The band would enjoy a renaissance of sorts in the late 2000s, after songs such as “The Killer of Killers” and “False Positive,” were featured in TV shows. Using this as a springboard, they were able to release two more albums between 2009 and 2011.



Read: Best South African Songs You Should Be Jamming To

Bad Brains

Bad Brains was a reggae and funk band formed in Washington in 1977, but soon they went the way of punk and with them brought influences from legendary musicians such as Bob Marley, Stevie Wonder and Black Sabbath, into the mix.

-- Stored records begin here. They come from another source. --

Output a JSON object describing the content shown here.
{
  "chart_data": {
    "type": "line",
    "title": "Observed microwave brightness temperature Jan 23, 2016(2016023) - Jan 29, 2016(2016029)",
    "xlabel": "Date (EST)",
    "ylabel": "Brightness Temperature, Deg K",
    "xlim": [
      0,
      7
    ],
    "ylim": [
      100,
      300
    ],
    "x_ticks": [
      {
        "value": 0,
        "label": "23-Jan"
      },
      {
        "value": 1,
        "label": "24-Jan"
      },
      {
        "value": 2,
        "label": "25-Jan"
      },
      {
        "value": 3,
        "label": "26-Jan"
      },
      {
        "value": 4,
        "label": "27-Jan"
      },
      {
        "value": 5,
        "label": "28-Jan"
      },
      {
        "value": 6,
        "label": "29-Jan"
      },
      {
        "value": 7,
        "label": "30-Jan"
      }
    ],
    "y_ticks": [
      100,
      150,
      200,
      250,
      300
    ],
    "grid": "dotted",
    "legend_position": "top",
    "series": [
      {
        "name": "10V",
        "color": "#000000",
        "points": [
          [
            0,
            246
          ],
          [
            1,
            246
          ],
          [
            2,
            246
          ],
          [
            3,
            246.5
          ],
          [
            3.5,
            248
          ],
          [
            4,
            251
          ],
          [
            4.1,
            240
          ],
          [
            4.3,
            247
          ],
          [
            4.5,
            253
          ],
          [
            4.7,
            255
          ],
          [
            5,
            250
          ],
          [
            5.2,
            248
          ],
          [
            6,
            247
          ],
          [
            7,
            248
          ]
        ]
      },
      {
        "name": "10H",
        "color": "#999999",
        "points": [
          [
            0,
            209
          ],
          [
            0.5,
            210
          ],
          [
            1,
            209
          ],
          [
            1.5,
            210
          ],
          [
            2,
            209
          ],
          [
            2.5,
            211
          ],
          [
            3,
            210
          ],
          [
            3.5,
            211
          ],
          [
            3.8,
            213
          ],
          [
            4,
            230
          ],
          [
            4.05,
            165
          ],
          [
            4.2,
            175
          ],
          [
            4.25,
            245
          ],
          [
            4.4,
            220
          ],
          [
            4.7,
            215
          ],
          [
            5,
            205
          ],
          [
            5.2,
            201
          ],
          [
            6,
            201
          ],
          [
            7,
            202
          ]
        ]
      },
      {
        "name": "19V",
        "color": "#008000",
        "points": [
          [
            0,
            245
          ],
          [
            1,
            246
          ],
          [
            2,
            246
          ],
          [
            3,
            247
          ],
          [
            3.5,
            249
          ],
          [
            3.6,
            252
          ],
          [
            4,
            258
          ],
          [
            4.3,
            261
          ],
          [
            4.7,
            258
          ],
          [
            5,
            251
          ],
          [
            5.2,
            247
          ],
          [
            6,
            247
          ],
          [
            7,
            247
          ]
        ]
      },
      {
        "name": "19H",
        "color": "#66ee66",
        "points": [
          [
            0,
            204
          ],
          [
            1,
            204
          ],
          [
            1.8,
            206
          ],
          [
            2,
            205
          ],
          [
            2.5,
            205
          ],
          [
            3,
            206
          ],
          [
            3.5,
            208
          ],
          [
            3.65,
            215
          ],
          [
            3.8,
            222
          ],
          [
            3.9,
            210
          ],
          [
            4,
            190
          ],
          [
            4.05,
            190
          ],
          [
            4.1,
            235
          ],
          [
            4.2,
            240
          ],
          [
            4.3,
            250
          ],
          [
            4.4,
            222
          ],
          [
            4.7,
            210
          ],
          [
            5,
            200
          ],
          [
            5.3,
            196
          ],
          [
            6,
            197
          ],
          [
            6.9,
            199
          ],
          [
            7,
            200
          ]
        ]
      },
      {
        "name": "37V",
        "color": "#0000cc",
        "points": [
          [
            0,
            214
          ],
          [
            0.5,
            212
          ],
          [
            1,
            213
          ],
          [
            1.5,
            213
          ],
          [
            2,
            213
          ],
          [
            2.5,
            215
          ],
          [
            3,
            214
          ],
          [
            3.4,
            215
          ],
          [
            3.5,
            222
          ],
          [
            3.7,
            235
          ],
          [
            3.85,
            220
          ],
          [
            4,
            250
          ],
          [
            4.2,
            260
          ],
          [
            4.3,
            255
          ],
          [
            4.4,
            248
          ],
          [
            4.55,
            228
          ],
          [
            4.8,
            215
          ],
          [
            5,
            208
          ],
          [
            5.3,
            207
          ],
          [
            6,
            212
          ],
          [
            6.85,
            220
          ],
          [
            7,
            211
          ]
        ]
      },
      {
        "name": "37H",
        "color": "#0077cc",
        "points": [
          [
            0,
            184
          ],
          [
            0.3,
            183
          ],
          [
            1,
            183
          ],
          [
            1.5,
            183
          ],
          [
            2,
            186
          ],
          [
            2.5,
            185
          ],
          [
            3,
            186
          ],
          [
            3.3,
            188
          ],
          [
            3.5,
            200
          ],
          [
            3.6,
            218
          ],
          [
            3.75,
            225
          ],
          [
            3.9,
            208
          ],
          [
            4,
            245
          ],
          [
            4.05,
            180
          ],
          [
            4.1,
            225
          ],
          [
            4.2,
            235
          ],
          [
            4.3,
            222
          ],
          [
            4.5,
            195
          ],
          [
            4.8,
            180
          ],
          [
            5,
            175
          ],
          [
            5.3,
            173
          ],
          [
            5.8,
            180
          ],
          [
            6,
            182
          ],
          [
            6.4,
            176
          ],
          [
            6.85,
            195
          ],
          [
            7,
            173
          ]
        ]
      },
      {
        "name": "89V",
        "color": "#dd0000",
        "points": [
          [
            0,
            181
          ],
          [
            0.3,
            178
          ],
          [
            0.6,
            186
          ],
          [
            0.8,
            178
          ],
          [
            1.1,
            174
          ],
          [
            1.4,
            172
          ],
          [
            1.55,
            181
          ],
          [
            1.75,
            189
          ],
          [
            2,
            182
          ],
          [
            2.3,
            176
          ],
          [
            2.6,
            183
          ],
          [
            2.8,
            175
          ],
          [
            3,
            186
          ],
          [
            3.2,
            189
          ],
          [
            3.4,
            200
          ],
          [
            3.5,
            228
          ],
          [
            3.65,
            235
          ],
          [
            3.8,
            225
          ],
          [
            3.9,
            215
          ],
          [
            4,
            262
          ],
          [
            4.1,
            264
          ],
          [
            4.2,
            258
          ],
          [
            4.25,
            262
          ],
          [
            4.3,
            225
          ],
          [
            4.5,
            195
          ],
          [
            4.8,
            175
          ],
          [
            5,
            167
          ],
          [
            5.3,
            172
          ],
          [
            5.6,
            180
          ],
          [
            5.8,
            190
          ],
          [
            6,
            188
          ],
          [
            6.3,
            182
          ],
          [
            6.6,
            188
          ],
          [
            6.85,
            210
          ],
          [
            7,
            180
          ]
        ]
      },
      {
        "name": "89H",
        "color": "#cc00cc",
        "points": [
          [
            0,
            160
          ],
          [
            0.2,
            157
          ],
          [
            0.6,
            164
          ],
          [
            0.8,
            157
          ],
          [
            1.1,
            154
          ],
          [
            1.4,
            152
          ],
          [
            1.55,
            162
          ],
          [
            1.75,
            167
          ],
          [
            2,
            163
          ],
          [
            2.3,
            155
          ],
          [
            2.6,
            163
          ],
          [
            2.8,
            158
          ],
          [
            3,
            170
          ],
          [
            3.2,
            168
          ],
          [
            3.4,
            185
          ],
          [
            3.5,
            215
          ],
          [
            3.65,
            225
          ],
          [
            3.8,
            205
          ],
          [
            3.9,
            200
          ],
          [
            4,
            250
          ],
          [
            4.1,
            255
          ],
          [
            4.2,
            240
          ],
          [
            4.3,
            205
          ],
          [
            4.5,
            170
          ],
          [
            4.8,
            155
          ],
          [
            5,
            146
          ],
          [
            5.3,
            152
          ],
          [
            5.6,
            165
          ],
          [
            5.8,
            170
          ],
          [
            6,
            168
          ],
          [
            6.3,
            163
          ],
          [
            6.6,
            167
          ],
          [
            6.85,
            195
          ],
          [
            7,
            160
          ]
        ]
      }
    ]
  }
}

They had a tough time as they were banned in 1979, just two years after formation as many of the clubs in their hometown weren’t very receptive to their sounds or message. They eventually moved to New York City which was of course more receptive to their sound. They were fairly prolific releasing 9 albums after ythe first came out in 1982. Their latest offering is actually from as recent as 2017 and it’s called Mind Power. They also got the documentary treatment in 2012 when the documentary ‘Bad Brains: A Band In D.C.’ was released.


X-Ray Spex

The 60s and 70s were an interesting time for punk in England with bands like the Sex Pistols who weren’t particularly known for their masterful music but for their message and stage presence. X-Ray Spex were an offshoot of the Sex Pistols and were formed in 1976 by lead singer Poly Styrene, They released a single in 1977 called “Oh Bondage! Up Yours!” and this catapulted them to the toop of the British punk scene and their themes of anti-capitalism, feminism and critique of the mainstream made them a highly popular and important band at he time

Germfree Adolescents, their first album, was released in 1978. Poly left the band in 1979 to set off on her own, they came together for a brief period in 1995 which birthed one last album, Conscious consumer. A documentary called PolyStyrene: I am a cliché, is in the works and it will focus on the influential lead singer of the band. It was also co-written by her daughter Celeste Bell.



A lot of the bands here were fusion bands and Fishbone is no exception as their sound was a fusion of Ska, Funk metal and Punk. They came together in 1979 and consisted of the Fisher Brothers and their friends. Their first album, ‘In Your Face’ was released in 1986 They gained some fame even opening for the Beastie boys and getting signed to Columbia Records in 1983.

They finally found some mainstream success after they released their album Truth and Soul. They were dropped by their label in 1995 which sparked some departures, they went independent in 2001 following another incident of being dropped by a label. They are still active and have been like so since their inception.